Title: Reverse engineering gene regulatory networks by integrating multiple types of high-dimensional biological datasets

Description: The underlying biological processes in living organisms could be summarized by a gene regulatory network (GRN). GRNs describe which gene regulates which gene in the cell. Given that the DNA in our cells are same, the reason that our hand tissue is different than an eye tissue is due the differences in the GRNs in those cells. Changes in GRNs could also lead into abnormal biological stages such as cancer. Building accurate GRNs of organisms is a key step to better characterize the system and pinpoint potential drivers of diseases.
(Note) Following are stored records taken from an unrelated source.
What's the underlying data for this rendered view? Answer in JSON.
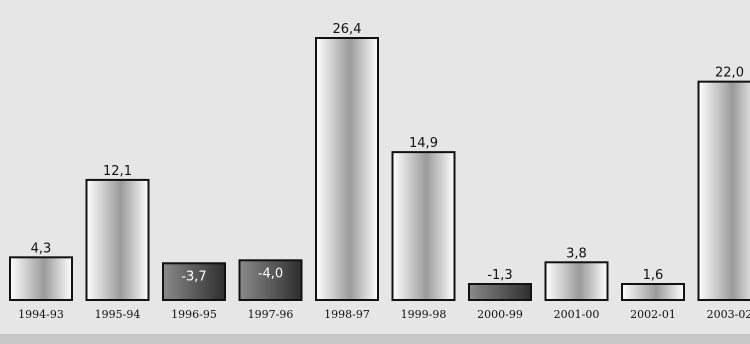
{
  "chart_data": {
    "type": "bar",
    "categories": [
      "1994-93",
      "1995-94",
      "1996-95",
      "1997-96",
      "1998-97",
      "1999-98",
      "2000-99",
      "2001-00",
      "2002-01",
      "2003-02"
    ],
    "values": [
      4.3,
      12.1,
      -3.7,
      -4.0,
      26.4,
      14.9,
      -1.3,
      3.8,
      1.6,
      22.0
    ],
    "value_labels": [
      "4,3",
      "12,1",
      "-3,7",
      "-4,0",
      "26,4",
      "14,9",
      "-1,3",
      "3,8",
      "1,6",
      "22,0"
    ],
    "title": "",
    "xlabel": "",
    "ylabel": "",
    "ylim": [
      -5,
      27
    ],
    "grid": false,
    "legend": "none",
    "colors": {
      "background": "#e6e6e6",
      "bottom_band": "#c8c8c8",
      "bar_light": "#ffffff",
      "bar_mid": "#9a9a9a",
      "bar_dark_light": "#8a8a8a",
      "bar_dark_mid": "#2e2e2e",
      "outline": "#111111"
    }
  }
}
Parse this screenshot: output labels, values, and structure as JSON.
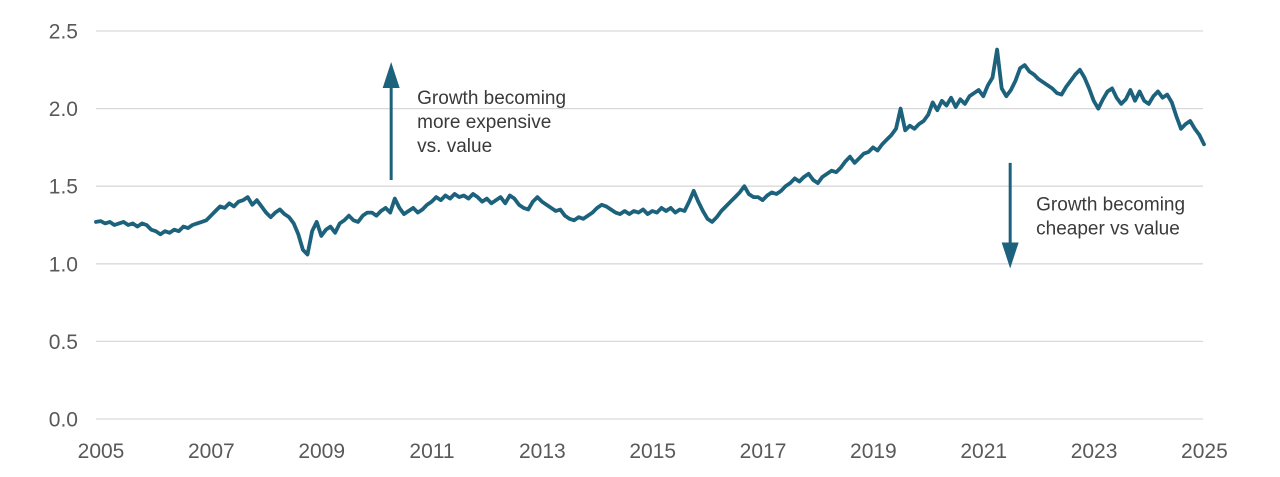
{
  "chart_data": {
    "type": "line",
    "title": "",
    "xlabel": "",
    "ylabel": "",
    "ylim": [
      0,
      2.5
    ],
    "xlim": [
      2005.0,
      2025.0833
    ],
    "grid": "horizontal",
    "legend": "none",
    "y_ticks": [
      "0.0",
      "0.5",
      "1.0",
      "1.5",
      "2.0",
      "2.5"
    ],
    "x_ticks": [
      "2005",
      "2007",
      "2009",
      "2011",
      "2013",
      "2015",
      "2017",
      "2019",
      "2021",
      "2023",
      "2025"
    ],
    "series": [
      {
        "name": "growth-vs-value-ratio",
        "start_year": 2005,
        "points_per_year": 12,
        "values": [
          1.27,
          1.275,
          1.26,
          1.27,
          1.25,
          1.26,
          1.27,
          1.25,
          1.26,
          1.24,
          1.26,
          1.25,
          1.22,
          1.21,
          1.19,
          1.21,
          1.2,
          1.22,
          1.21,
          1.24,
          1.23,
          1.25,
          1.26,
          1.27,
          1.28,
          1.31,
          1.34,
          1.37,
          1.36,
          1.39,
          1.37,
          1.4,
          1.41,
          1.43,
          1.38,
          1.41,
          1.37,
          1.33,
          1.3,
          1.33,
          1.35,
          1.32,
          1.3,
          1.26,
          1.19,
          1.09,
          1.06,
          1.21,
          1.27,
          1.18,
          1.22,
          1.24,
          1.2,
          1.26,
          1.28,
          1.31,
          1.28,
          1.27,
          1.31,
          1.33,
          1.33,
          1.31,
          1.34,
          1.36,
          1.33,
          1.42,
          1.36,
          1.32,
          1.34,
          1.36,
          1.33,
          1.35,
          1.38,
          1.4,
          1.43,
          1.41,
          1.44,
          1.42,
          1.45,
          1.43,
          1.44,
          1.42,
          1.45,
          1.43,
          1.4,
          1.42,
          1.39,
          1.41,
          1.43,
          1.39,
          1.44,
          1.42,
          1.38,
          1.36,
          1.35,
          1.4,
          1.43,
          1.4,
          1.38,
          1.36,
          1.34,
          1.35,
          1.31,
          1.29,
          1.28,
          1.3,
          1.29,
          1.31,
          1.33,
          1.36,
          1.38,
          1.37,
          1.35,
          1.33,
          1.32,
          1.34,
          1.32,
          1.34,
          1.33,
          1.35,
          1.32,
          1.34,
          1.33,
          1.36,
          1.34,
          1.36,
          1.33,
          1.35,
          1.34,
          1.4,
          1.47,
          1.4,
          1.34,
          1.29,
          1.27,
          1.3,
          1.34,
          1.37,
          1.4,
          1.43,
          1.46,
          1.5,
          1.45,
          1.43,
          1.43,
          1.41,
          1.44,
          1.46,
          1.45,
          1.47,
          1.5,
          1.52,
          1.55,
          1.53,
          1.56,
          1.58,
          1.54,
          1.52,
          1.56,
          1.58,
          1.6,
          1.59,
          1.62,
          1.66,
          1.69,
          1.65,
          1.68,
          1.71,
          1.72,
          1.75,
          1.73,
          1.77,
          1.8,
          1.83,
          1.87,
          2.0,
          1.86,
          1.89,
          1.87,
          1.9,
          1.92,
          1.96,
          2.04,
          1.99,
          2.05,
          2.02,
          2.07,
          2.01,
          2.06,
          2.03,
          2.08,
          2.1,
          2.12,
          2.08,
          2.15,
          2.2,
          2.38,
          2.13,
          2.08,
          2.12,
          2.18,
          2.26,
          2.28,
          2.24,
          2.22,
          2.19,
          2.17,
          2.15,
          2.13,
          2.1,
          2.09,
          2.14,
          2.18,
          2.22,
          2.25,
          2.2,
          2.13,
          2.05,
          2.0,
          2.06,
          2.11,
          2.13,
          2.07,
          2.03,
          2.06,
          2.12,
          2.05,
          2.11,
          2.05,
          2.03,
          2.08,
          2.11,
          2.07,
          2.09,
          2.04,
          1.95,
          1.87,
          1.9,
          1.92,
          1.87,
          1.83,
          1.77
        ]
      }
    ],
    "annotations": [
      {
        "id": "growth-more-expensive",
        "direction": "up",
        "x_year": 2010.35,
        "value_from": 1.54,
        "value_to": 2.3,
        "lines": [
          "Growth becoming",
          "more expensive",
          "vs. value"
        ]
      },
      {
        "id": "growth-cheaper",
        "direction": "down",
        "x_year": 2021.57,
        "value_from": 1.65,
        "value_to": 0.97,
        "lines": [
          "Growth becoming",
          "cheaper vs value"
        ]
      }
    ],
    "colors": {
      "line": "#1d627c",
      "arrow": "#1d627c",
      "grid": "#d9d9d9",
      "axis_text": "#595959",
      "annotation_text": "#3a3a3a",
      "background": "#ffffff"
    }
  }
}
With the advent of high dimensional biological datasets, various types of evidences between regulatory interactions between genes can be computed. To goal of this project is to integrate various types of datasets to reverse engineer GRNs with high accuracy. Students will work with a team of PhD students and the faculty mentor to build a computational tool that leverages various high-dimensional biological datasets to infer regulatory interactions between genes in various experimental conditions.

Students are expected to be proficient in programming. Experience in molecular biology, basic Linux commands and high performance computing is preferred, but not required.

Student learning objectives: After this project, students will

  • Have a basic understanding of molecular biology and high-dimensional biological datasets.
  • Be familiar with R or Python programming language and some bioinformatics libraries in those languages.
  • Learn gather biological data from public repositories
  • Build a computational pipeline that pre-processes and integrates high-dimensional biological datasets
  • Be familiar with data visualization tools to analyze and visualize gene networks
  • Learn methods to evaluate predictive models by computing true positive rate, false positive rate, precision, recall, ROC curves, etc.